Glenn Beck’s End-Times Prophet Confirms Facts “Irrelevant” When Discussing Islam

Glenn Beck’s End-Times Prophet Joel Richardson responds to my recent post deunking his claim on WND that “51 million” girls under the age of ten are being married to Muslim men in an “epidemic across the Muslim world”:

Personally, it is largely irrelevant to my primary point if it is 51 million or 1 million. Either way, its a problem, that any two vaguely morally inclined people could agree on. Which is why your article is so worrying and why SheikYermami has a somewhat valid point. I never stated a number. I only relayed what CNN stated. Again, your contention is not with me, but with CNN. My contention is with what you choose to emphasize and what you choose to overlook.

The CNN report, by Samuel Burke, cites the figure of “51 million” child marriages worldwide; Richardson conflates this with the number of such marriages in the Muslim world, and then extrapolates evidence from Yemen and Afghanistan to make his “epidemic” claim. However, Burke’s claim itself wasn’t quite accurate: the “51 million” figure is derived from worldwide Demographic and Health Surveys for marriages between the ages of 15 to 19, while Burke gives the impression that it refers to younger girls.

Richardson was too lazy to check Burke’s source, despite presumably being paid by WND for his writing.  I was able to find the relevant documentation in five minutes, despite not being paid by anyone (or living off donations from a “ministry”, for that matter). Apparently that does not mean I am more industrious or careful than Richardson – rather, it means that it is “somewhat valid” for Werner Reimann (SheikYermami) to claim that I am supporter of paedophilia who will perhaps end up “in a cell”. What should we infer from this, other than that Richardson is apparently OK with deploying paedo-smears?

Further:

Your failure to at knowledge [sic] the legitimacy of my primary point, which is that in all of the earth, the history, the example, that Mohammed left behind for his followers, is the primary source of religiously sanctioned pedophilia. This is an extremely important issue. To ignore this, while nitpicking data, in my opinion is revealing, Richard.

Richardson doesn’t care a damn for truth or falsity: because child marriage is a real problem, challenging inaccurate data about it is apparently blameworthy. It doesn’t matter that he’s misled his readers: the data ought to be correct because of what he thinks Muslims ought to believe and how he expects them to behave. Even if they don’t.

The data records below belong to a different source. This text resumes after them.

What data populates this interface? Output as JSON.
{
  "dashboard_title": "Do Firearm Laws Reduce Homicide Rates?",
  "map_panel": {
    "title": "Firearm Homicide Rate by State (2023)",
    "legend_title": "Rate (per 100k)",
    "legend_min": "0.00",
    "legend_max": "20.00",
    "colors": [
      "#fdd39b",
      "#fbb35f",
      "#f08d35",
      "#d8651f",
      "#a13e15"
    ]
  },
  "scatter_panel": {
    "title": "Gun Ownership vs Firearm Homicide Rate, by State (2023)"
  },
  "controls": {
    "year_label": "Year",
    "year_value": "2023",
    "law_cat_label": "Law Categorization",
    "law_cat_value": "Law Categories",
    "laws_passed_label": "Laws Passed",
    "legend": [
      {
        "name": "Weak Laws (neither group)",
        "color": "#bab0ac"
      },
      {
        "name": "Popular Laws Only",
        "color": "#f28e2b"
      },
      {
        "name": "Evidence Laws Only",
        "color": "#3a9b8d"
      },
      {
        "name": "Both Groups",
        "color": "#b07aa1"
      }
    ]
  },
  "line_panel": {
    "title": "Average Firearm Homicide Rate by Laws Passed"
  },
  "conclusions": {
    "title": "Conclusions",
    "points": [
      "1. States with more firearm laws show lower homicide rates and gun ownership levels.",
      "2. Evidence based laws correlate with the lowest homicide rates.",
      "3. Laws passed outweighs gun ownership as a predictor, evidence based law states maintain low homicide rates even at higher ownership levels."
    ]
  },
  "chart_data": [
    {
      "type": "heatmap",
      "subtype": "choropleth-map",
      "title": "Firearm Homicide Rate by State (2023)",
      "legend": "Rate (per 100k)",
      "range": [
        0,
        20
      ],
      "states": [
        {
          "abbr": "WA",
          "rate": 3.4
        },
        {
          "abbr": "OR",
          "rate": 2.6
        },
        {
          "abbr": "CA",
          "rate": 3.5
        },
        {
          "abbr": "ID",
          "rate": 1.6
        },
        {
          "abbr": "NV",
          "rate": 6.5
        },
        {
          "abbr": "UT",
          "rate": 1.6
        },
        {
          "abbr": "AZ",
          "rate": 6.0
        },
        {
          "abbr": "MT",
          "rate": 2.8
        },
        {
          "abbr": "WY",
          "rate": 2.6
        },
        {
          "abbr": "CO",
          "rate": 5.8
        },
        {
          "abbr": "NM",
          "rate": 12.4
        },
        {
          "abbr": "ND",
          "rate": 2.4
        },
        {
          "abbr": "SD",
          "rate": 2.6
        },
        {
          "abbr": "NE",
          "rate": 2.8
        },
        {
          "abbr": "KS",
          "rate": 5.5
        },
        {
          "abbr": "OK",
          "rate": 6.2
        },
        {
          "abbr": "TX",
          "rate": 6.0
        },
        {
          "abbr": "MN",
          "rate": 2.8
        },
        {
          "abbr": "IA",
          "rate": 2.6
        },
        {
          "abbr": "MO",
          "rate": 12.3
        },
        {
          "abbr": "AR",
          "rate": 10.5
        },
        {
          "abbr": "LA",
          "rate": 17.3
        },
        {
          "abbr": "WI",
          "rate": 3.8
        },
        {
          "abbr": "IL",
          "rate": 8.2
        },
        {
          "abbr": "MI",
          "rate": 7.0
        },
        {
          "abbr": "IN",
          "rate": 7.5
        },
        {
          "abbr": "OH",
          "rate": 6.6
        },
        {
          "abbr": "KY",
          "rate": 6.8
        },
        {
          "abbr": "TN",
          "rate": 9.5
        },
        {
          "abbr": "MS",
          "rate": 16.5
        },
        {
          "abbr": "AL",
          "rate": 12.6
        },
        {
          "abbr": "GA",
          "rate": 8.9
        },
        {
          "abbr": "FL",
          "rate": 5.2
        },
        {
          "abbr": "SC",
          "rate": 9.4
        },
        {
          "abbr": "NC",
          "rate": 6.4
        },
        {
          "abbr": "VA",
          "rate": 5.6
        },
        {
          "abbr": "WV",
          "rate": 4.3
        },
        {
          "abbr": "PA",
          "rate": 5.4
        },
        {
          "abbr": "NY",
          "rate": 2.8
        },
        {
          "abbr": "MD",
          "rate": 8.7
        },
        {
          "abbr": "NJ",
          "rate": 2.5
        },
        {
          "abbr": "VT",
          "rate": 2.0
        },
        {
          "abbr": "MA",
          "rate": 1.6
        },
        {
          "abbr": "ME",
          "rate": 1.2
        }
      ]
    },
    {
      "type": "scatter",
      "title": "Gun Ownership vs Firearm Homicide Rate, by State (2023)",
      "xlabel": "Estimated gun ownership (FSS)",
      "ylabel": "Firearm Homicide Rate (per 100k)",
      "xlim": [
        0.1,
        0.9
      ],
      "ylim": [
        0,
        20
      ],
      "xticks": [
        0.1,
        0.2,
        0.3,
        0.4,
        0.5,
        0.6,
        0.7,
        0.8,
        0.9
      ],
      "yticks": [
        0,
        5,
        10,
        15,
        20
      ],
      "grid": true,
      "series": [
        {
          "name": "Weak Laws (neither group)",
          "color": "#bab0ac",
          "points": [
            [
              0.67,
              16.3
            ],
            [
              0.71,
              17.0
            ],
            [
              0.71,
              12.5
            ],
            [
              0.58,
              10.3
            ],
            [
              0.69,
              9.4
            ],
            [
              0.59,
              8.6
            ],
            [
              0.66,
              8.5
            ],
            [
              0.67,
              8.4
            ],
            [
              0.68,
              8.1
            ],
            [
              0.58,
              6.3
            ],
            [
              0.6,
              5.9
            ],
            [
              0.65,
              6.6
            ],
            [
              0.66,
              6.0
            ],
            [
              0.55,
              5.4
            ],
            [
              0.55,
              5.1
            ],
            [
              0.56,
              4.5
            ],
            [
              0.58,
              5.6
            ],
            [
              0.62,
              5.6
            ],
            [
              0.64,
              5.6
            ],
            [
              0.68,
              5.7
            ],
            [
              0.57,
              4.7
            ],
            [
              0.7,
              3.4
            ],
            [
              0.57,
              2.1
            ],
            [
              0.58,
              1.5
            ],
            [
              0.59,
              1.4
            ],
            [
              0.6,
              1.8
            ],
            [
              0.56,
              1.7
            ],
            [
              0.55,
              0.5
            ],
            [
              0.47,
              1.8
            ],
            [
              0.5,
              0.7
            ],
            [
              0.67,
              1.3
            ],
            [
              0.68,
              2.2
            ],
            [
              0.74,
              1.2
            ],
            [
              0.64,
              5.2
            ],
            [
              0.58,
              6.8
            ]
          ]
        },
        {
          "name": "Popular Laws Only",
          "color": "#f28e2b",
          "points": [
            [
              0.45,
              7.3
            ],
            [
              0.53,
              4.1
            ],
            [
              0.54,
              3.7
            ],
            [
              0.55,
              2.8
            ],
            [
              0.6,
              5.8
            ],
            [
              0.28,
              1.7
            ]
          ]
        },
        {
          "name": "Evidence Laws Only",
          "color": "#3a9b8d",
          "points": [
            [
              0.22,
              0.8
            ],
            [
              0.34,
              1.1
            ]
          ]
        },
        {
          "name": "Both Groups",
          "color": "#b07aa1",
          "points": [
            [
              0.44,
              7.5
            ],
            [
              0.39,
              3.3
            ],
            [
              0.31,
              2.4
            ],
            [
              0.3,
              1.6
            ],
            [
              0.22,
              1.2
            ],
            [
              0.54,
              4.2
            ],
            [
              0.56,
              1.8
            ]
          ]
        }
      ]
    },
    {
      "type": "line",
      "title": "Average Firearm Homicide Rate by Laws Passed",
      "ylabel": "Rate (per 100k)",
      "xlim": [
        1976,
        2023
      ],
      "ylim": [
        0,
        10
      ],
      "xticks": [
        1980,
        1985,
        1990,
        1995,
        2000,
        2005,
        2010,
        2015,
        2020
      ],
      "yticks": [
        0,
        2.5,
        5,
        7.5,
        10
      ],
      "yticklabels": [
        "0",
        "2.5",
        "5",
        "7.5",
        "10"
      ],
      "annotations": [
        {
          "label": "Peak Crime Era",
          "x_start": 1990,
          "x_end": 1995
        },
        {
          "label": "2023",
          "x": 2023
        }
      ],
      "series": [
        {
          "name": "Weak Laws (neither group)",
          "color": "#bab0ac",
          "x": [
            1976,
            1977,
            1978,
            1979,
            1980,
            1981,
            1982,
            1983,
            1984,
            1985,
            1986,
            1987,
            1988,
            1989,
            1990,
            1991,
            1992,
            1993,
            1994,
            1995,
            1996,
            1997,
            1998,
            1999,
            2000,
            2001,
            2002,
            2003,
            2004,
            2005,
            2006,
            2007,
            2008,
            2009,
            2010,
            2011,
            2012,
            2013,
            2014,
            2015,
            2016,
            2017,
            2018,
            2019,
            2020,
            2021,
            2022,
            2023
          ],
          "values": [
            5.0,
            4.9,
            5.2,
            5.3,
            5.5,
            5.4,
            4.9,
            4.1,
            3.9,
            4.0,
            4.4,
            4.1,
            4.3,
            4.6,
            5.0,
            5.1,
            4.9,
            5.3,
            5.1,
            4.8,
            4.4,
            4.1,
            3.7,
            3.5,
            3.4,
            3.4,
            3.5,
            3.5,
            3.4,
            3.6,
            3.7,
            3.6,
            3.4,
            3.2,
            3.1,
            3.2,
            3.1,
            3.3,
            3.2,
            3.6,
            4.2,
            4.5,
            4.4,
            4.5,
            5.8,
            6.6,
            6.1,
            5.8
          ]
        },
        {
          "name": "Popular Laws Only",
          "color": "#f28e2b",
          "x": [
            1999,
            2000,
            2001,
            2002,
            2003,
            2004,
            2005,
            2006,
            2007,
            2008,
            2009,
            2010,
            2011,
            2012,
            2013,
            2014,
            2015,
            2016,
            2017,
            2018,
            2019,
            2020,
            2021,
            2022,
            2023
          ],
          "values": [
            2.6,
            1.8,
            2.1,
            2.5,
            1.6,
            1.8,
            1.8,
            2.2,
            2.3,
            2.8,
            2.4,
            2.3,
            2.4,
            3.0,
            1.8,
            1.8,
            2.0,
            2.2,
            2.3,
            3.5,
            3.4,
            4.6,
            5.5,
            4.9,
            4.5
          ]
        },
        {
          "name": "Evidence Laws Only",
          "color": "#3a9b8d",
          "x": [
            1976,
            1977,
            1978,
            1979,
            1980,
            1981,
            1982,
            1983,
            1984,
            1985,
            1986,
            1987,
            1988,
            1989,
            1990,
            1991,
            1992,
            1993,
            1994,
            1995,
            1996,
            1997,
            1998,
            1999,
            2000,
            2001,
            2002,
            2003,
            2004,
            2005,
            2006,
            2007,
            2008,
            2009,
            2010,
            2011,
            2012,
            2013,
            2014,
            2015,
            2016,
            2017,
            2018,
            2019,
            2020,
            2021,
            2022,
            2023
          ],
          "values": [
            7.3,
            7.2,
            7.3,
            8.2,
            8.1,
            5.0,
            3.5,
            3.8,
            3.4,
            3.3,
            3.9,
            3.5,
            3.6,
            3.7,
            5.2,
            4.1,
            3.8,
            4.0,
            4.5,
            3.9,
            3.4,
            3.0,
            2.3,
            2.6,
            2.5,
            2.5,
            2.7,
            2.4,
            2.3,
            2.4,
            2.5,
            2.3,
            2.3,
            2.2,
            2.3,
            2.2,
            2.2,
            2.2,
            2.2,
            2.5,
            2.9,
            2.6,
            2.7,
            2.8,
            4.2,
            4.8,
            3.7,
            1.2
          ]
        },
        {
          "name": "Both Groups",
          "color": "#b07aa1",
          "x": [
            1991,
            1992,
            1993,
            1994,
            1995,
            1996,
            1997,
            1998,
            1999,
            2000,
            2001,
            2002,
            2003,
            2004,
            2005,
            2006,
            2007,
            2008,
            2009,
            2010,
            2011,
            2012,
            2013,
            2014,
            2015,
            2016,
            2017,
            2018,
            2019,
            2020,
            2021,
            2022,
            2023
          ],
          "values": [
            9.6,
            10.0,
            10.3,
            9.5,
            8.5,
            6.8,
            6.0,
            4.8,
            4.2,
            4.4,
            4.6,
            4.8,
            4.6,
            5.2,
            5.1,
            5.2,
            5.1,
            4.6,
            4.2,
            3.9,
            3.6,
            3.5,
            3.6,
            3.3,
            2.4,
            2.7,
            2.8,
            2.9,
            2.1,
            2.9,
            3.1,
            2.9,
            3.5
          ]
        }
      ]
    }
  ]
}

I should clarify that I don’t rule out the possibility that some Islamic ideologues might seek to justify child marriage by referring to the example of Muhammad. However, while this would certainly hamper efforts to end the practice, such a self-conscious rationalisation does not appear to be the main reason why early marriage occurs: those who have studied the subject (in particular, the International Center for Research on Women) highlight factors such as gender roles and a lack of alternatives; the value of virginity and fears about premarital sexual activity; marriage alliances and transactions; and poverty. This is why the problem appears to be worst in Afghanistan and Yemen.

Such factors are also cited in a recent piece in the Daily Telegraph by Robert Tait, noting an upsurge of child marriage Iran:

An Iranian NGO, the Society For Protecting The Rights of The Child, said 43,459 girls aged under 15 had married in 2009, compared with 33,383 three years previously. In 2010, 716 girls younger than 10 had wed, up from 449 the previous year, according to the organisation.

Its spokesman, Farshid Yazdani, blamed deepening poverty for the development, which he said was more common in socially backward rural areas often afflicted with high levels of illiteracy and drug addiction.

“Financial poverty of the families leads to children’s marriages. However, cultural poverty and ignorance is also an element,” Mr Yazdani told the semi-official Mehr news agency.

Of course, this context does not mean that we should overlook why the Iranian authorities have failed to act, and the report also suggests a religious factor:

The statistics will fuel criticism that Iran’s Islamic legal code allows children, especially girls, to be married at an inappropriately early age.

While Sharia law states that females can be married as young as nine, a 2002 ruling by the powerful Expediency Council laid down that girls below 13 and boys younger than 15 could only wed with their father’s consent and the permission of a court.

The Society For Protecting The Rights of The Child has highlighted a real problem – but the practice does not appear to be normative.

This is not the first time that I’ve documented Richardson’s sloppiness: in 2008 he claimed that the backdrop to Obama’s podium at his nomination acceptance speech was based on a piece of classical architecture described in the Book of Revelation as the “Throne of Satan” (it wasn’t, and Richardson backed down by claiming that he didn’t really mean it); prior to that, he relied on a  typeset version of a fifteenth-century manuscript to make the palaeographical argument that the word “666” in the Book of Revelation is in fact the Arabic for “In the Name of Allah”.

UPDATE: I’ve edited the above to remove some extra discussion of the Telegraph article. I’ve now posted this in a separate entry.